Quelles sont-elles ces promesses ? Notre ensemble d’articles les recense ; les oubliées, les intenables et les autres. Cours de déontologie, de développement durable, entrepreneuriat social… Des écoles ouvrent le champ des possibles aux valeurs citoyennes. L’une d’elles, Grenoble EM, a même introduit un cours de… poker dans ses masters pour enseigner l’art du risque calculé. Une façon ludique de tirer les leçons de celui qui décrocha le « prix Nobel d’économie » en cette funeste année 2008, le professeur à Princeton et éditorialiste au New York Times Paul Krugman : « L’écart d’approximation entre le risque réel encouru et le risque théorique anticipé est l’une des raisons de la répétition des crises. » 
La crise, l’éternel retour ? A HEC, on a attendu trois ans pour se poser la question et la soumettre aux postulants au concours.
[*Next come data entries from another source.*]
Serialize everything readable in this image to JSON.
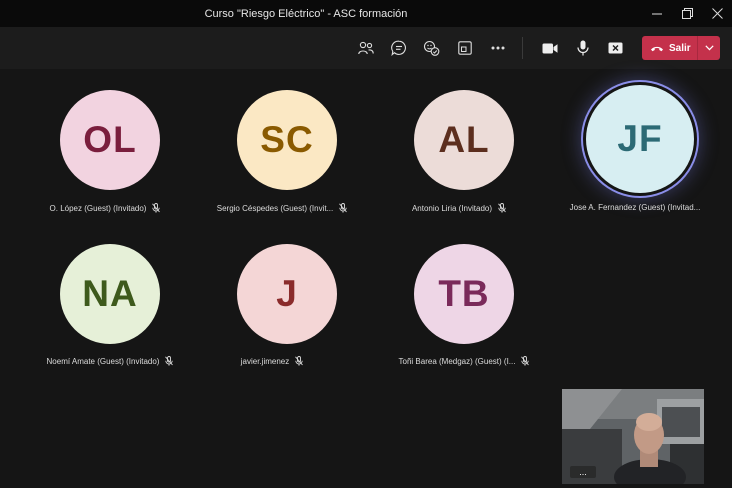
{
  "window": {
    "title": "Curso \"Riesgo Eléctrico\" - ASC formación",
    "controls": [
      "minimize-icon",
      "restore-icon",
      "close-icon"
    ]
  },
  "toolbar": {
    "icons": [
      "people-icon",
      "chat-icon",
      "reactions-icon",
      "share-screen-icon",
      "more-icon",
      "camera-icon",
      "microphone-icon",
      "share-tray-icon"
    ],
    "leave_label": "Salir",
    "leave_color": "#c4314b"
  },
  "participants": [
    {
      "initials": "OL",
      "name": "O. López (Guest) (Invitado)",
      "bg": "#f2d3e0",
      "fg": "#7a1e3d",
      "muted": true,
      "speaking": false
    },
    {
      "initials": "SC",
      "name": "Sergio Céspedes (Guest) (Invit...",
      "bg": "#fbe8c4",
      "fg": "#8a5a00",
      "muted": true,
      "speaking": false
    },
    {
      "initials": "AL",
      "name": "Antonio Liria (Invitado)",
      "bg": "#ecdcd8",
      "fg": "#5c2e1e",
      "muted": true,
      "speaking": false
    },
    {
      "initials": "JF",
      "name": "Jose A. Fernandez (Guest) (Invitad...",
      "bg": "#d7eef2",
      "fg": "#2c6a75",
      "muted": false,
      "speaking": true
    },
    {
      "initials": "NA",
      "name": "Noemí Amate (Guest) (Invitado)",
      "bg": "#e6f0d8",
      "fg": "#3e5a1c",
      "muted": true,
      "speaking": false
    },
    {
      "initials": "J",
      "name": "javier.jimenez",
      "bg": "#f4d6d6",
      "fg": "#8a2b2b",
      "muted": true,
      "speaking": false
    },
    {
      "initials": "TB",
      "name": "Toñi Barea (Medgaz) (Guest) (I...",
      "bg": "#eed6e6",
      "fg": "#7a2a5a",
      "muted": true,
      "speaking": false
    }
  ],
  "self_view": {
    "more_label": "..."
  }
}
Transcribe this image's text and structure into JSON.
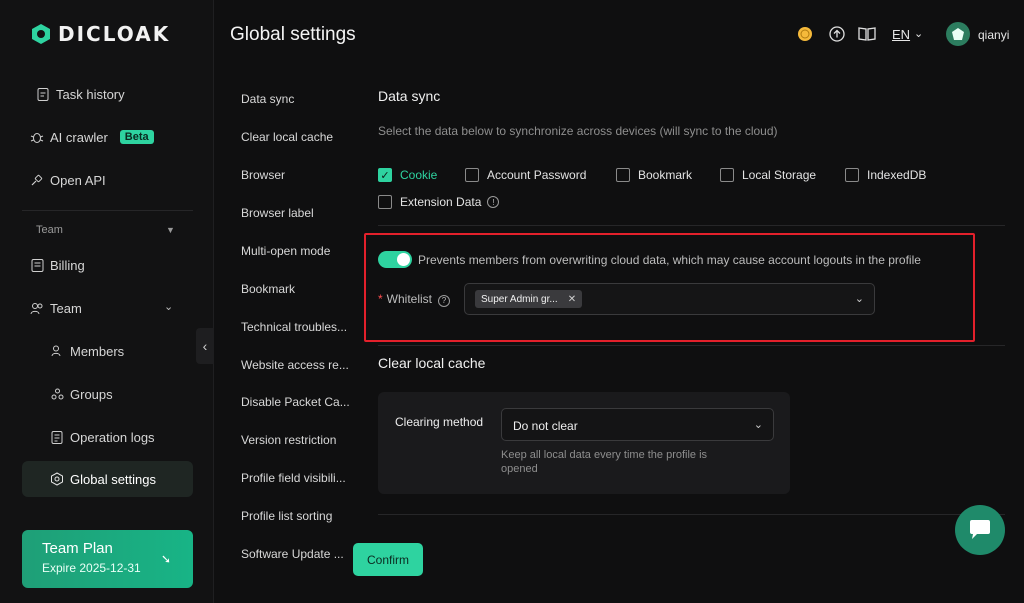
{
  "app": {
    "logo_text": "DICLOAK"
  },
  "sidebar": {
    "items": [
      {
        "label": "Task history"
      },
      {
        "label": "AI crawler",
        "badge": "Beta"
      },
      {
        "label": "Open API"
      }
    ],
    "section": "Team",
    "team_items": [
      {
        "label": "Billing"
      },
      {
        "label": "Team"
      },
      {
        "label": "Members"
      },
      {
        "label": "Groups"
      },
      {
        "label": "Operation logs"
      },
      {
        "label": "Global settings"
      }
    ],
    "plan": {
      "title": "Team Plan",
      "expire": "Expire 2025-12-31"
    }
  },
  "header": {
    "title": "Global settings",
    "language": "EN",
    "username": "qianyi"
  },
  "subnav": [
    "Data sync",
    "Clear local cache",
    "Browser",
    "Browser label",
    "Multi-open mode",
    "Bookmark",
    "Technical troubles...",
    "Website access re...",
    "Disable Packet Ca...",
    "Version restriction",
    "Profile field visibili...",
    "Profile list sorting",
    "Software Update ..."
  ],
  "data_sync": {
    "title": "Data sync",
    "description": "Select the data below to synchronize across devices (will sync to the cloud)",
    "options": [
      {
        "label": "Cookie",
        "checked": true
      },
      {
        "label": "Account Password",
        "checked": false
      },
      {
        "label": "Bookmark",
        "checked": false
      },
      {
        "label": "Local Storage",
        "checked": false
      },
      {
        "label": "IndexedDB",
        "checked": false
      },
      {
        "label": "Extension Data",
        "checked": false
      }
    ],
    "toggle_label": "Prevents members from overwriting cloud data, which may cause account logouts in the profile",
    "whitelist_label": "Whitelist",
    "whitelist_tag": "Super Admin gr..."
  },
  "clear_cache": {
    "title": "Clear local cache",
    "method_label": "Clearing method",
    "method_value": "Do not clear",
    "help": "Keep all local data every time the profile is opened"
  },
  "actions": {
    "confirm": "Confirm"
  },
  "colors": {
    "accent": "#2ed3a0",
    "highlight": "#e3202b"
  }
}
En 2011, le sujet ESH (économie, sociologie, histoire) de l’épreuve était intitulé « Sorties de crise ». Avec deux sous-questions : « Faut-il faire confiance aux mécanismes de marché ? » ou bien « privilégier une montée en puissance de l’Etat ? » – alternative classique et récurrente depuis ces fameuses années 1930 dont l’ancien banquier Emmanuel Macron redoute à son tour la répétition.
Plutôt que de ressasser le passé, Le Monde Campus se propose de regarder l’avenir. Les loups de Wall Street ne sont certes pas devenus en silence des agneaux. La petite musique du trading est toujours « in the mood » pour nombre de matheux. La croissance de l’offre et de la demande demeure robuste – avec ou sans Parcoursup – dans l’immense marché qu’est devenu le monde très « marketé » des business schools. Les facs se sont longtemps rêvées plus vertueuses, mais leurs IAE (Instituts d’administration des entreprises), pris dans le tourbillon de la concurrence public-privé, commencent à penser mondialisation, classements, esprit d’entreprise… Oui, décidément, rien ne change, mais tout change.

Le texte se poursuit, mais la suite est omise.